Alan Kay to return as COFES keynote

Kay is the inventor of object-oriented programming and considered the father of portable computing. Now he wants to re-invent programming to cope with its increased complexity. 

The visionary, award winning Dr. Alan Kay will give the main keynote presentation at COFES 2012, the Congress on the Future of Engineering Software. This marks the first time a COFES keynote speaker returns for a second round as the marque speaker; he first visited COFES in 2003.

Among those who created the foundations of modern computing, Kay is one of the giants. He is the father of object-oriented programming—the basis for all modern engineering software. He created the conceptual bases for laptop and tablet computers and e-books, and is the architect of the modern overlapping windowing graphical user interface. Among his many honors, Kay is the recipient of the ACM Turing Award, the Kyoto Prize, and the Charles Stark Draper Prize, all among the highest distinctions in the fields of computer science and engineering.

Dr. Alan Kay

Currently Kay is president of Viewpoints Research Institute, a nonprofit organization dedicated to both improving “powerful ideas education” for the world’s children and to advancing the state of systems research and personal computing.
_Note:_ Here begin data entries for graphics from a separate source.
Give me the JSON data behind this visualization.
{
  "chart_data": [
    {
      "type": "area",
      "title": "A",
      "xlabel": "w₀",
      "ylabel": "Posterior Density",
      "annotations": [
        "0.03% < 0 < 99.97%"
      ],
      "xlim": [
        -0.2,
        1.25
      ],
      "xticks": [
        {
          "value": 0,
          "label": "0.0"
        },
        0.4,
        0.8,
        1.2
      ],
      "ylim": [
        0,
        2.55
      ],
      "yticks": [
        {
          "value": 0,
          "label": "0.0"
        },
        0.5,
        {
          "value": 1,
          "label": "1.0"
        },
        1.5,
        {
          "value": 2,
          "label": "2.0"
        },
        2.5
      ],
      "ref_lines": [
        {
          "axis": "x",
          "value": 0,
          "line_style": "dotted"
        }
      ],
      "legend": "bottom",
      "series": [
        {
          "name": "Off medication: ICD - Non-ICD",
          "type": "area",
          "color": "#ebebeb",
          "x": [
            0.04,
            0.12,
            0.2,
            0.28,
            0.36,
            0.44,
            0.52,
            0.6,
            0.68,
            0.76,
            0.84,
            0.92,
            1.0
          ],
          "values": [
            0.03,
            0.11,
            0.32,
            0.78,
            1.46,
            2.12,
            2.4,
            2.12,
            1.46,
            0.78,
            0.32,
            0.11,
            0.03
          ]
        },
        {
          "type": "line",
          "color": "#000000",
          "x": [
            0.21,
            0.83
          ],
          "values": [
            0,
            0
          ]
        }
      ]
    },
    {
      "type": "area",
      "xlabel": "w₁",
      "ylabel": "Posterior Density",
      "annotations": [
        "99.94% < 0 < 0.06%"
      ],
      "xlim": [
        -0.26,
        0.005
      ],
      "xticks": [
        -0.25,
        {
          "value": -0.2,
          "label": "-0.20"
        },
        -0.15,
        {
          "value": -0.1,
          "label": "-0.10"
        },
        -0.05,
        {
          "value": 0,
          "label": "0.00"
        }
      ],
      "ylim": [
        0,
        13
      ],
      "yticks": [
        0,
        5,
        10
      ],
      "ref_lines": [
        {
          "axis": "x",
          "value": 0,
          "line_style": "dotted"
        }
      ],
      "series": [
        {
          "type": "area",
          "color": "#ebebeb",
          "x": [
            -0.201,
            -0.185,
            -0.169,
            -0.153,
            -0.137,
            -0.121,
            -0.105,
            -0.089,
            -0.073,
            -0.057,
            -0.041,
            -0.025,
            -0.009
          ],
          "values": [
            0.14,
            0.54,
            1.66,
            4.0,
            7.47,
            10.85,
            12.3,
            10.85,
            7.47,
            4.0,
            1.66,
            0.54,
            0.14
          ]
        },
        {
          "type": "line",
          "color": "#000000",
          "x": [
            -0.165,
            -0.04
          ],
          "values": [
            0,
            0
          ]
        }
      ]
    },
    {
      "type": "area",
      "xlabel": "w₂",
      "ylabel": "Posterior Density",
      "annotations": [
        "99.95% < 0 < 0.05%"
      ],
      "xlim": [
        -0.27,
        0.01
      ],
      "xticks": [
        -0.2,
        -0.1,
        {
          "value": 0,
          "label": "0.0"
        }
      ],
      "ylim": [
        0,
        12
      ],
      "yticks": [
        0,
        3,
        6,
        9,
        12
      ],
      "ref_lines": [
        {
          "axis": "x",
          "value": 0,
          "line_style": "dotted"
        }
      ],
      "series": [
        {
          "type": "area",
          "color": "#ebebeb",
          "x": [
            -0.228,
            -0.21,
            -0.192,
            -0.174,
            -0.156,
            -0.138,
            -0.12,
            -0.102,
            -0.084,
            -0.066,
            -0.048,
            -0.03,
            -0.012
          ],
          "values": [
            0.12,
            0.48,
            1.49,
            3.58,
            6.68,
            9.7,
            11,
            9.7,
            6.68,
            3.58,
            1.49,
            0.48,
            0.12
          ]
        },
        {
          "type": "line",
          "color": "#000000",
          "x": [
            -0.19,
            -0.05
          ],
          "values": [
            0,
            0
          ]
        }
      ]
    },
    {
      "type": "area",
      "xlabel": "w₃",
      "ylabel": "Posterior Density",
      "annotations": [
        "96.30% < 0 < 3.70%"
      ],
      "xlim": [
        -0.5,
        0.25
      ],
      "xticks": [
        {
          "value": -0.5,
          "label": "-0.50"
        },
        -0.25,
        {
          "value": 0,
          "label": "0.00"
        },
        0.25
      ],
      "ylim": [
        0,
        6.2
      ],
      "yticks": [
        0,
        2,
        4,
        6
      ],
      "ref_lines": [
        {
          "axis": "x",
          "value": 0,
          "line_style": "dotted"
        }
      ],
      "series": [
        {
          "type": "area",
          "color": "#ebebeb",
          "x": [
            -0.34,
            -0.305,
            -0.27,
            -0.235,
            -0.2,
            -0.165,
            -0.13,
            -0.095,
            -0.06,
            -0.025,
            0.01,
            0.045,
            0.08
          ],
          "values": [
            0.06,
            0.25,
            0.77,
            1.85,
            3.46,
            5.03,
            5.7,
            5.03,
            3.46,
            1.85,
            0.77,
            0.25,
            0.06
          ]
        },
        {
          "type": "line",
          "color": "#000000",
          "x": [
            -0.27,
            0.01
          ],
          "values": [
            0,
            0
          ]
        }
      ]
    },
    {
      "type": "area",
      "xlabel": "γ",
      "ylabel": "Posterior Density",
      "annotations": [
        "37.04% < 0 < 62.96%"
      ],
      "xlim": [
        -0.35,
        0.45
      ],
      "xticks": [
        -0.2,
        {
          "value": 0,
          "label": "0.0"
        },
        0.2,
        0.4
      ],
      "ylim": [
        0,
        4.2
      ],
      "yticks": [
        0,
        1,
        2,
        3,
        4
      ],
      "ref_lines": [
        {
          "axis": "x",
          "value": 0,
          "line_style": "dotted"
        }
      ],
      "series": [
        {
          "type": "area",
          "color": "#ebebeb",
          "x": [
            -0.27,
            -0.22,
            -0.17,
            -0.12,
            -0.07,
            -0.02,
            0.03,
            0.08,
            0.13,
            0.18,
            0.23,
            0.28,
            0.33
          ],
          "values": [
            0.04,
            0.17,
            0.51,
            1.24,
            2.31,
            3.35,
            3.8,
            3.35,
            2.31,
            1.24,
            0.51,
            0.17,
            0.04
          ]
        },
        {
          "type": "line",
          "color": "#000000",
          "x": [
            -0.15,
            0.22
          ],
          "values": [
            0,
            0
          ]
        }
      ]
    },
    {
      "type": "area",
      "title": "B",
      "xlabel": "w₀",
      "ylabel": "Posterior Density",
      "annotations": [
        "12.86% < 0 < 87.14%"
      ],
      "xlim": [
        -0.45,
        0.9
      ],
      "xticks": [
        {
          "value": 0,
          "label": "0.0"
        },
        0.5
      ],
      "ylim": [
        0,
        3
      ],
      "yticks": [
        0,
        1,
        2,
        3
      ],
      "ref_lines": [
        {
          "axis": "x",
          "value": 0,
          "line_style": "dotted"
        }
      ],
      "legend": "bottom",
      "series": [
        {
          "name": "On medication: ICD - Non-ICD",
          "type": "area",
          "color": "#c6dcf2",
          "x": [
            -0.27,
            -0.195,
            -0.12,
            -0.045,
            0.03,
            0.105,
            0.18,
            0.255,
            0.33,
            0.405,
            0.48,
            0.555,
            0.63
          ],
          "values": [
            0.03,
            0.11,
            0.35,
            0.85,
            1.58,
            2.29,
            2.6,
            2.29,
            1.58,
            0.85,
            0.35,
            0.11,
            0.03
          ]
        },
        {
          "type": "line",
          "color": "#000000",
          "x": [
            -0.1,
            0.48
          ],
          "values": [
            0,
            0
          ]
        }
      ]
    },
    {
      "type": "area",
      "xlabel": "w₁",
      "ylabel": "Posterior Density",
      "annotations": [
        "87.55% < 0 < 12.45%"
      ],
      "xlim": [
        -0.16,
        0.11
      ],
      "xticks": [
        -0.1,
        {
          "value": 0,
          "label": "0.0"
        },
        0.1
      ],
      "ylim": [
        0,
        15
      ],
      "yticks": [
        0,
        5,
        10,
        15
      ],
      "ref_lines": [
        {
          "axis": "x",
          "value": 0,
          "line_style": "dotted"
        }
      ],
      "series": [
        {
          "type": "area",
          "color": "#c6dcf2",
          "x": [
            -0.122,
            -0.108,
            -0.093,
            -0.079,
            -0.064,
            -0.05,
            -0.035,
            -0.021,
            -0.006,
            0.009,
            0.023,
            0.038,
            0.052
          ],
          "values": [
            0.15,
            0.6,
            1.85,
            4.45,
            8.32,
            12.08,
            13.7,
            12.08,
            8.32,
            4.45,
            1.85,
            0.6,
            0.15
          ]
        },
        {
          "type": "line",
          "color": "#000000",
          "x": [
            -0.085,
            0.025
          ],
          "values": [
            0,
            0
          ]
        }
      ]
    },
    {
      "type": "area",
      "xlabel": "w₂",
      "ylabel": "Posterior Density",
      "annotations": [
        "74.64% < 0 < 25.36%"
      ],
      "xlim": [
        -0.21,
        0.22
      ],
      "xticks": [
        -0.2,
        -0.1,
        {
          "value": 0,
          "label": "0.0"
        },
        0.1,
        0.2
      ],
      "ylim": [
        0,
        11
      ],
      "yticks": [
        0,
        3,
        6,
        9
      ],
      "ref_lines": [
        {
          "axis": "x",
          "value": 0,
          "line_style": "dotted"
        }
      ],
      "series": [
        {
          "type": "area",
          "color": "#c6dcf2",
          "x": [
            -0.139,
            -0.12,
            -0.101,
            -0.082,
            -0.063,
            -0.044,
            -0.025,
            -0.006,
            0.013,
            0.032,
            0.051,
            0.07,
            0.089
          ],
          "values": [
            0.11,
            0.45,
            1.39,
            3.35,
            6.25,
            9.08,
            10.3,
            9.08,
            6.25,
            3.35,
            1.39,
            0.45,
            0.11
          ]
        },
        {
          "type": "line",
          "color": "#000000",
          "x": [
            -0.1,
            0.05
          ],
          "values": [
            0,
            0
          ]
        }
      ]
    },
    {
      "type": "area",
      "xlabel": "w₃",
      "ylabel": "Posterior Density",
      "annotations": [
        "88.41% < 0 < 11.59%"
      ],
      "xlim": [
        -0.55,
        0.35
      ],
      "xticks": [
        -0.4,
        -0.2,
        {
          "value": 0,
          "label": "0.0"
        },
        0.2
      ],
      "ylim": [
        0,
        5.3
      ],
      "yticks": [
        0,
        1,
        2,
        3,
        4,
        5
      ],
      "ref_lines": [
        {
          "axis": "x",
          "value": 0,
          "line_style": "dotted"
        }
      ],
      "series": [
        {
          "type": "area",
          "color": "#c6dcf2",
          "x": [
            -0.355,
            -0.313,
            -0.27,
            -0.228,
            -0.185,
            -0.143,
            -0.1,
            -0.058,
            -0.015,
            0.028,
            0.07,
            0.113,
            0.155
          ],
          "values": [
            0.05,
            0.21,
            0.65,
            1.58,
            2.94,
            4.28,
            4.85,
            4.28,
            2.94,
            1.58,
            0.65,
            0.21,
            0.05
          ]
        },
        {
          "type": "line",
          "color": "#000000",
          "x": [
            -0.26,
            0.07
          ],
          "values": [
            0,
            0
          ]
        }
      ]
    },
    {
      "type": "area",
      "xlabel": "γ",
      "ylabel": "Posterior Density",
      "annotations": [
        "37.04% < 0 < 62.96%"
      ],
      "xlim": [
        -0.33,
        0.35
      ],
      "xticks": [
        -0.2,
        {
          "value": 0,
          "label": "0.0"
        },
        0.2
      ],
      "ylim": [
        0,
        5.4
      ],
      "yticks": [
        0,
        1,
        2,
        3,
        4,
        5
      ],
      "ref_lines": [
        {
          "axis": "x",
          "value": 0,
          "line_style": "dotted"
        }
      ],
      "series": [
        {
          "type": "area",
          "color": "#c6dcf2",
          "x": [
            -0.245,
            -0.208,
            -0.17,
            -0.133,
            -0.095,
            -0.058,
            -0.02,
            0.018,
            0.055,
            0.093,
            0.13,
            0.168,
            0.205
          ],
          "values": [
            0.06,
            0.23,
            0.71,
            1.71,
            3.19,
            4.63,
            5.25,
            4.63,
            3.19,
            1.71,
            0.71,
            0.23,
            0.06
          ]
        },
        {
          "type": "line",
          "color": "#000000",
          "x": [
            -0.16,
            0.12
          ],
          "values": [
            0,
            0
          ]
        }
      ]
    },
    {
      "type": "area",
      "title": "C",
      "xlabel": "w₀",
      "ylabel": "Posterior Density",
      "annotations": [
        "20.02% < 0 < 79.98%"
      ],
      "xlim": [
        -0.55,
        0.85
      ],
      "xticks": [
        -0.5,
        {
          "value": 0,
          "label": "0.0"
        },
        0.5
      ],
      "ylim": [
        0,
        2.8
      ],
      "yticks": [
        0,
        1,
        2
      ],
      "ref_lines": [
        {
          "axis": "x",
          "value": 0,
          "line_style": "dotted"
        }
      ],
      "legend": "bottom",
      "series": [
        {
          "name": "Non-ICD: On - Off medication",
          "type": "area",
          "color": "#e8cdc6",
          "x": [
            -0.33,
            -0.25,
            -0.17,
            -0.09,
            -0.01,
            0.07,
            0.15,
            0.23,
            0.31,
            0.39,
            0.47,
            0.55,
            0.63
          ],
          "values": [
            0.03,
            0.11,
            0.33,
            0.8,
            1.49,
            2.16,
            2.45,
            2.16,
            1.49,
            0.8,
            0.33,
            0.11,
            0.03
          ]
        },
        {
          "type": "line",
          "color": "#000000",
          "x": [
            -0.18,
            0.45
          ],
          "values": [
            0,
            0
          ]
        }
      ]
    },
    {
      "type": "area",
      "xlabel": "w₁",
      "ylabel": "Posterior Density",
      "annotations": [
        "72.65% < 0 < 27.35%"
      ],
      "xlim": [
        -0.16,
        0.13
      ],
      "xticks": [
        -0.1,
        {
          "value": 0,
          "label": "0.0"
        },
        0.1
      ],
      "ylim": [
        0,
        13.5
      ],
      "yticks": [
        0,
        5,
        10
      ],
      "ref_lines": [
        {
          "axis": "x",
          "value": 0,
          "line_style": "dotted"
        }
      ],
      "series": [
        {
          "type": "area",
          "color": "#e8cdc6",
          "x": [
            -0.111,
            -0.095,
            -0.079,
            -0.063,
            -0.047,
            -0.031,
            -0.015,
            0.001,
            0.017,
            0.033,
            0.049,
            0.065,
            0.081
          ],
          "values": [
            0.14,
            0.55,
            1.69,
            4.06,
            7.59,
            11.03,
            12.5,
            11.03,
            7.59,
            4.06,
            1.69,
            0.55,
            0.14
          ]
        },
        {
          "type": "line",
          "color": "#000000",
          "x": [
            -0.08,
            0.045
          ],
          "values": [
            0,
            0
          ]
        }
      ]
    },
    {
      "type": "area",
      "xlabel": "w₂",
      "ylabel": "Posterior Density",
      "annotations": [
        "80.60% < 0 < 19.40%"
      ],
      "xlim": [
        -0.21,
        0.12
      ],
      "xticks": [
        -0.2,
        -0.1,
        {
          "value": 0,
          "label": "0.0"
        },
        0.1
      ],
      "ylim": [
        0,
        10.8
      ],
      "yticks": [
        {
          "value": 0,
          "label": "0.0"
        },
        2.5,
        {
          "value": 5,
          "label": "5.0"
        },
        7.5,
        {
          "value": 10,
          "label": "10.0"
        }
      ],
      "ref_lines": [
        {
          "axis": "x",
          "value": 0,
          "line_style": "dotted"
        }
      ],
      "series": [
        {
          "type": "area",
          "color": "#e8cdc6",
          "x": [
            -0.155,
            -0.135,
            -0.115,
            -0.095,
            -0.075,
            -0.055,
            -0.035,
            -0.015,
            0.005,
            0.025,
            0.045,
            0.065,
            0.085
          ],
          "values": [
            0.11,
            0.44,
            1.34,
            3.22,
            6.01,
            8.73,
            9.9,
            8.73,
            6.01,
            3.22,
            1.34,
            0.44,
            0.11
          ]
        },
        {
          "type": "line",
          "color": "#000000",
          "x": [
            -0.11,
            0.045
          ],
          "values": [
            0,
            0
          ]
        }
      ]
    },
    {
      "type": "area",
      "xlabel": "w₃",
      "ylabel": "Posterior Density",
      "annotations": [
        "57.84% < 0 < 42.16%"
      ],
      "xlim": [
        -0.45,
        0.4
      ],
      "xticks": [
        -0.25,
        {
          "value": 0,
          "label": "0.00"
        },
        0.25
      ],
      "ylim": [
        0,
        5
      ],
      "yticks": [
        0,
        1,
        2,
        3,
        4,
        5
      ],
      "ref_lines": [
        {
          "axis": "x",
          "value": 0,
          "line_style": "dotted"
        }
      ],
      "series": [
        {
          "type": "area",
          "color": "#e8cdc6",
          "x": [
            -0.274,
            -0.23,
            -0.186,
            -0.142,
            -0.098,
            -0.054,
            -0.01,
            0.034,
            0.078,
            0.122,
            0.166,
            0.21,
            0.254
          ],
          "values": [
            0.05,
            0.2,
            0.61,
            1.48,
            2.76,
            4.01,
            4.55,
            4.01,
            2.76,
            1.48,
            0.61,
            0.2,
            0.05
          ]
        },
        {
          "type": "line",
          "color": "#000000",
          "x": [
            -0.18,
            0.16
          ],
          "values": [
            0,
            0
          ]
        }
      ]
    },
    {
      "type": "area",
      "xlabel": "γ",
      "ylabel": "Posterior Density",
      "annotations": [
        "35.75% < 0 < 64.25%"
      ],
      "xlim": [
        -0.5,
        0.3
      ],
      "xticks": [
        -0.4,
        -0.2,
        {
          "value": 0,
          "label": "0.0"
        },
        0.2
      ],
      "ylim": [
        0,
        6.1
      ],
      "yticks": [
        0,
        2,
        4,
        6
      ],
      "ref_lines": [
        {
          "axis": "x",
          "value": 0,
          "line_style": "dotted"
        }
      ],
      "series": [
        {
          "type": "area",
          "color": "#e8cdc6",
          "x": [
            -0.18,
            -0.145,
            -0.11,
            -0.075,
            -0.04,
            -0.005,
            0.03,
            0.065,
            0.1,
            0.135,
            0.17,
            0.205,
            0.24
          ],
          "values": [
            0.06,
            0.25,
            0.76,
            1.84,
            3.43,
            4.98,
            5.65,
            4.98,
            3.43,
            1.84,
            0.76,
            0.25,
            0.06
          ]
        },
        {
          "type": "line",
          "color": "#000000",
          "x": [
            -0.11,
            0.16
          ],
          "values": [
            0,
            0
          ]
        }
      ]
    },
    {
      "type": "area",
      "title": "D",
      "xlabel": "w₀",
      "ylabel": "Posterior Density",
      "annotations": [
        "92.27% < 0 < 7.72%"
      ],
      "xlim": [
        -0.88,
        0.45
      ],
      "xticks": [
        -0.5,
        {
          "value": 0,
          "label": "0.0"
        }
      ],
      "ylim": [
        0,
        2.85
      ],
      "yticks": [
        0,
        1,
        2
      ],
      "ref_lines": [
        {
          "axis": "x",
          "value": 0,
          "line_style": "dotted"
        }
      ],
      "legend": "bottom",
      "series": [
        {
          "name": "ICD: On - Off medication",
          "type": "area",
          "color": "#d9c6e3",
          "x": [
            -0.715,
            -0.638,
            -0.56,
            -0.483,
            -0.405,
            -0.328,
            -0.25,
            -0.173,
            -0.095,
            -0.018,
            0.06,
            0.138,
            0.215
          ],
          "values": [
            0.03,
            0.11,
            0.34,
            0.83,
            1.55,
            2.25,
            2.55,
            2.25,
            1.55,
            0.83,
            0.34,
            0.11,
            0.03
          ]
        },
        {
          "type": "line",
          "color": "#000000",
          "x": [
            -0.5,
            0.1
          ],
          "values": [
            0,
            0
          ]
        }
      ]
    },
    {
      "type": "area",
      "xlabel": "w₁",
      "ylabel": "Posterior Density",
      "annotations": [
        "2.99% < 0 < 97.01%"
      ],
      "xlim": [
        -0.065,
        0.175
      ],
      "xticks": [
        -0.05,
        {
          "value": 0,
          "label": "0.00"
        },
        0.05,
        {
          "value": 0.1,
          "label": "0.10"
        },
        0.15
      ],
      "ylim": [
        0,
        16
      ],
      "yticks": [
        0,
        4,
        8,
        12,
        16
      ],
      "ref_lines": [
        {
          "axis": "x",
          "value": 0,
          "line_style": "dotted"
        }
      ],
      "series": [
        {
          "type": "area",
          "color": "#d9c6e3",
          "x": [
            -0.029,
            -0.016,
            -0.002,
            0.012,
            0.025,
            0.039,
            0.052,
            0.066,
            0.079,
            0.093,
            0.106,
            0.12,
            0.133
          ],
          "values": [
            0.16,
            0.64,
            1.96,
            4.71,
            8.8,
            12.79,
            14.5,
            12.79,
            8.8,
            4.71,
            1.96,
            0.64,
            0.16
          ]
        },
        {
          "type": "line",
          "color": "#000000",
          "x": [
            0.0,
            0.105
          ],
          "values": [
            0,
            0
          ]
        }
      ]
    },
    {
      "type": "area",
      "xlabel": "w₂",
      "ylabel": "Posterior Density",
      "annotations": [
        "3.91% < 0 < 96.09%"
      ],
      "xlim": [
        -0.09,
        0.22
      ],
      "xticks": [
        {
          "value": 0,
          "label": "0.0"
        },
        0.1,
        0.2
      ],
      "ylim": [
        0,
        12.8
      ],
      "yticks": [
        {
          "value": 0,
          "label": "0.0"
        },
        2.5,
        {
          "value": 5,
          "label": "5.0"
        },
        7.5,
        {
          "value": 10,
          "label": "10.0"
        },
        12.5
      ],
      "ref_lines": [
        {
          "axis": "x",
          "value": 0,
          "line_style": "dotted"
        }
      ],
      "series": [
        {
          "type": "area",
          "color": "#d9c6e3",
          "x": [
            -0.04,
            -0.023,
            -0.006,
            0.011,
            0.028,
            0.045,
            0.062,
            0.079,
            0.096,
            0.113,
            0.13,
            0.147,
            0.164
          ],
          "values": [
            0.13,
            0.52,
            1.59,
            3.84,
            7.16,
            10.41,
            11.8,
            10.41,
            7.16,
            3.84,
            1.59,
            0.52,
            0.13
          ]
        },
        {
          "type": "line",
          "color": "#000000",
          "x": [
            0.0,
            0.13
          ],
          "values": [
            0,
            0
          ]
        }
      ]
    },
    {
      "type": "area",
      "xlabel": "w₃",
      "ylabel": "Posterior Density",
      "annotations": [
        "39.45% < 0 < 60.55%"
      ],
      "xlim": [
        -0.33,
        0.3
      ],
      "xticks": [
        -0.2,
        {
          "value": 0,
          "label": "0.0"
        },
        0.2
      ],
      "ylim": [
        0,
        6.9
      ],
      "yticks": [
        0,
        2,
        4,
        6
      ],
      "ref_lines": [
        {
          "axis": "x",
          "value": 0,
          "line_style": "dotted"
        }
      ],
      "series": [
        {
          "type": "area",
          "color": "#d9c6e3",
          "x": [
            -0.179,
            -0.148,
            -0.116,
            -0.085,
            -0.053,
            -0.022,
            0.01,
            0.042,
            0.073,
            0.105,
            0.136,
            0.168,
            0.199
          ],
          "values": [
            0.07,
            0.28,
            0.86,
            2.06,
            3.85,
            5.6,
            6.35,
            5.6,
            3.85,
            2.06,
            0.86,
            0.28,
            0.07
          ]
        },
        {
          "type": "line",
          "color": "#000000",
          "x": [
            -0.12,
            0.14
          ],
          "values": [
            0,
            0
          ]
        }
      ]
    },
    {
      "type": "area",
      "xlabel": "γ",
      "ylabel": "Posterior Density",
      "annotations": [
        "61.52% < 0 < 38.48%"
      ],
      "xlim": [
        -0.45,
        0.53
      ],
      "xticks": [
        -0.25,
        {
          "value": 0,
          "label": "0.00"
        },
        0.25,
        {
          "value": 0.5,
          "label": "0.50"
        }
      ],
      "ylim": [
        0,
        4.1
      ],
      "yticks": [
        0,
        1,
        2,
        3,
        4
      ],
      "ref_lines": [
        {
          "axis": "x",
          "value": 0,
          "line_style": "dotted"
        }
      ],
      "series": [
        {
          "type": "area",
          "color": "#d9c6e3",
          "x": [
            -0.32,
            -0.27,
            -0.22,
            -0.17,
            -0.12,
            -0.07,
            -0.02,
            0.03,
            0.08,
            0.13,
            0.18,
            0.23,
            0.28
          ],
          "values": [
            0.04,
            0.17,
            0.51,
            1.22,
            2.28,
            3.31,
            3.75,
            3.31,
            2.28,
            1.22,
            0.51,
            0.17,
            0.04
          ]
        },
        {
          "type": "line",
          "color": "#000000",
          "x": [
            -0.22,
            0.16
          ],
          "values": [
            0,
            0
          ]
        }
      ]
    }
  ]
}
Many of the Institute’s themes co-evolved with the inventions of networked personal computers, graphical user interfaces and dynamic object-oriented programming.

Regarding the need to re-invent programming, Kay maintains that over time, increasingly complex needs have led to the creation of increasingly complex software, built in an incremental fashion—code on top of code. This process, particularly evident in the realm of engineering software, has led to program structures that can be hundreds of millions of lines of code that is intractable to change, redesign, and understanding. At COFES, Kay will discuss research towards reinventing programming—from scratch—to overcome this problem.

“Alan Kay is one of a handful of computing pioneers whose visionary ideas have changed the world as we know it today,” said Brad Holtz, president and CEO of Cyon Research Corporation. “His recent research is of critical importance in the field of engineering software, where program complexity creates massive risk. The concepts he will be presenting at COFES could literally transform the industry.”

Kay’s 2003 COFES keynote address on new research in visual computing still stands as the only time a COFES keynote presentation was extended due to audience demand.